Anaphylactic shock to defibrotide


  • Immediate hypersensitivity to defibrotide.

Defibrotide, a polydeoxyribonucleotide with antithrombotic and profibrinolytic properties, was originally used in patients with chronic venous insufficiency (CVI), but was recently shown to have protective effects during cardiac arrest (1), to resolve or prevent thrombotic microangiopathy and hepatic veno-occlusive disease after allogenic stem cell and/or bone marrow transplantation (2, 3).

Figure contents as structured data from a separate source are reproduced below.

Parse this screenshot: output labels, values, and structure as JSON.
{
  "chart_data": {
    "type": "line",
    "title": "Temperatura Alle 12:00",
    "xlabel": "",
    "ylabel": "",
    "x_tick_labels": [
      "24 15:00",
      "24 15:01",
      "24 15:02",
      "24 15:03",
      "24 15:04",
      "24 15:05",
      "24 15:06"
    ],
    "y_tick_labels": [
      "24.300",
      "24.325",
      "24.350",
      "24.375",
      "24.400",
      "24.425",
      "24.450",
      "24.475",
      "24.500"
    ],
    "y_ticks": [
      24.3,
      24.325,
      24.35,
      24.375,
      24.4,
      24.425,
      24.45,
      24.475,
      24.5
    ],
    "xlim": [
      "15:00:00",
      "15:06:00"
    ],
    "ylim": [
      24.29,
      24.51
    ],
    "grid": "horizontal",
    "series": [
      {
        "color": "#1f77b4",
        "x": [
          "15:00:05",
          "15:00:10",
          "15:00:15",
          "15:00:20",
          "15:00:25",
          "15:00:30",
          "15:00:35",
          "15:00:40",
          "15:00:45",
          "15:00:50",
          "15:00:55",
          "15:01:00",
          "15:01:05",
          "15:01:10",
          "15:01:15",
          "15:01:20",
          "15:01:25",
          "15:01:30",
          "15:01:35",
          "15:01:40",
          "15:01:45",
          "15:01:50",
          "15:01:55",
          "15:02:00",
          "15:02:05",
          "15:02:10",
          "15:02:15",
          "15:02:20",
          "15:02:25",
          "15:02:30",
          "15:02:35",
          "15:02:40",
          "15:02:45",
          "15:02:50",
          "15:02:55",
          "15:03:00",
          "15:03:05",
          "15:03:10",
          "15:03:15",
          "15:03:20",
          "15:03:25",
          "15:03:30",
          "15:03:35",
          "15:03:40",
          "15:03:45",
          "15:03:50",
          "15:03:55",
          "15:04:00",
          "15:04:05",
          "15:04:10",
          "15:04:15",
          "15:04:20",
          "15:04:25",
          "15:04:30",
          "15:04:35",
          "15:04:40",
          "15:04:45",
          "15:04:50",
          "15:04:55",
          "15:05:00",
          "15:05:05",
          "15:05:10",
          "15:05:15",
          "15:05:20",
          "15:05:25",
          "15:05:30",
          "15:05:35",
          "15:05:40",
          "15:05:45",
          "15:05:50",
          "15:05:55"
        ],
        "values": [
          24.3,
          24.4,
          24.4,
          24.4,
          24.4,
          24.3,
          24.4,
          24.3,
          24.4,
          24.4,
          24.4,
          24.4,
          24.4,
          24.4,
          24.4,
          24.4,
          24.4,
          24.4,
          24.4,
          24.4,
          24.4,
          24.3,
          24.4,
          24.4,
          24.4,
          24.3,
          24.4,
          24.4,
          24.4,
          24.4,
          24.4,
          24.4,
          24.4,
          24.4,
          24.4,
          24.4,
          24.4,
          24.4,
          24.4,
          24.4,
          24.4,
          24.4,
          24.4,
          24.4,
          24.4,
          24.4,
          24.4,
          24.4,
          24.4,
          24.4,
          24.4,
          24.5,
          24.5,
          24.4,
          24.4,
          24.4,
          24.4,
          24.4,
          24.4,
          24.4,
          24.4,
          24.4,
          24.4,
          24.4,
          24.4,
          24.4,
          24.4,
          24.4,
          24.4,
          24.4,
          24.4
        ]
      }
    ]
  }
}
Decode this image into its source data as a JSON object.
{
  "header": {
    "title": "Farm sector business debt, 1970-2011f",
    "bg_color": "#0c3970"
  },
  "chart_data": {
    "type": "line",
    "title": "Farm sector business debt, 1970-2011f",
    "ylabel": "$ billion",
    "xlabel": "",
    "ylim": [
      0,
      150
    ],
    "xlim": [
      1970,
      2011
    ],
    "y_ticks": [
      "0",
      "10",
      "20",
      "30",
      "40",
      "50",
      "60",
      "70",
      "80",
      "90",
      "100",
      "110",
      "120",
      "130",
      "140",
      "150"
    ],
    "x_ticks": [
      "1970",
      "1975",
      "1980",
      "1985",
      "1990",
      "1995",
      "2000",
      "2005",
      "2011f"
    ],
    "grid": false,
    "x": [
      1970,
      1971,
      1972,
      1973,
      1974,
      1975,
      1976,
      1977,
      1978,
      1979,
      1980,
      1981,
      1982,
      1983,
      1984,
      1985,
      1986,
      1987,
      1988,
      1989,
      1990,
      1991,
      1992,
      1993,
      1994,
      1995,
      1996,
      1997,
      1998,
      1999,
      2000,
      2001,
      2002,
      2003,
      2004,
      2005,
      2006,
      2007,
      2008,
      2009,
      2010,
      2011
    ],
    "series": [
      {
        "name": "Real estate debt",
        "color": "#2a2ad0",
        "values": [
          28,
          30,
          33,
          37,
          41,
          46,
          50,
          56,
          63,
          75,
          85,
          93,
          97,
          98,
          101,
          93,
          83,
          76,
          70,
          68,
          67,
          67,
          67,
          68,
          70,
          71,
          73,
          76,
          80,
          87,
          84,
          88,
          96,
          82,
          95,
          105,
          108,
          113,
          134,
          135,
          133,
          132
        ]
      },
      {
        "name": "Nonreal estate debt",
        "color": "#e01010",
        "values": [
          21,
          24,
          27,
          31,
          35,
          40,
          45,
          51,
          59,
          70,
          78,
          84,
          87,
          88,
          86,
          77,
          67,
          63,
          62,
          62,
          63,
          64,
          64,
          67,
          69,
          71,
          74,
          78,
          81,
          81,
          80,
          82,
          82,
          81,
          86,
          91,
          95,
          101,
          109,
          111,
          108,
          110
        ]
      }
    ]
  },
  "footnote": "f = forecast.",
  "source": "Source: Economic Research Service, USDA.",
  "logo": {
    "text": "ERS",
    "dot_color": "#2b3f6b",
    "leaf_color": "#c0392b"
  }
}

Finally, defibrotide was successfully used in cases of catastrophic antiphospholipid syndrome (4).

Several adverse reactions to this drug have been described: vomiting and diarrhoea, thrombophlebitis at infusion site and cutaneous reaction (5).

We present a case of reaction to defibrotide with different clinical manifestation: anaphylactic shock. We studied a 66-year-old woman who suffered from CVI and experienced anaphylactic shock (generalized urticaria, vomiting, fall in blood pressure, collapse, loss of consciousness) within 15 min after intravenous administration of the first dose (200 mg) of Prociclide® (defibrotide, Prociclide, Crinos SpA, Milan, Italy). After treatment with anti-shock therapy in the emergency department, her symptoms were considerably reduced within 2 h and completely resolved after 24 h.

Eight months earlier, she had tolerated oral defibrotide. The patient had no personal or family history of allergic disease.

Four months later she was referred to our Allergy Unit for allergologic investigation.

After obtaining informed consent, we investigated the patient and five healthy nonatopic control subjects. All these patients underwent skin test (prick and intradermal) with defibrotide diluted in 0.9% NaCl and administered at increasing concentration every 15–20 min, as previously described (6).

The patient responded positively to prick testing with defibrotide (wheal 3 × 10 mm) as undiluted drug (200 mg/ml) and to intradermal testing at concentration of 2 mg/ml (wheal 13 × 20 mm).

Control intradermal tests with defibrotide were also administered to five healthy subjects without any adverse effect.

Clinical findings and positive skin test with defibrotide imply that the patient developed type-1 hypersensitivity. To the best of our knowledge, this is the first documented case of immediate hypersensitivity to defibrotide: this shows that also drugs potentially nonallergenic as deoxyribonucleic acid derivative can induce severe allergic reaction.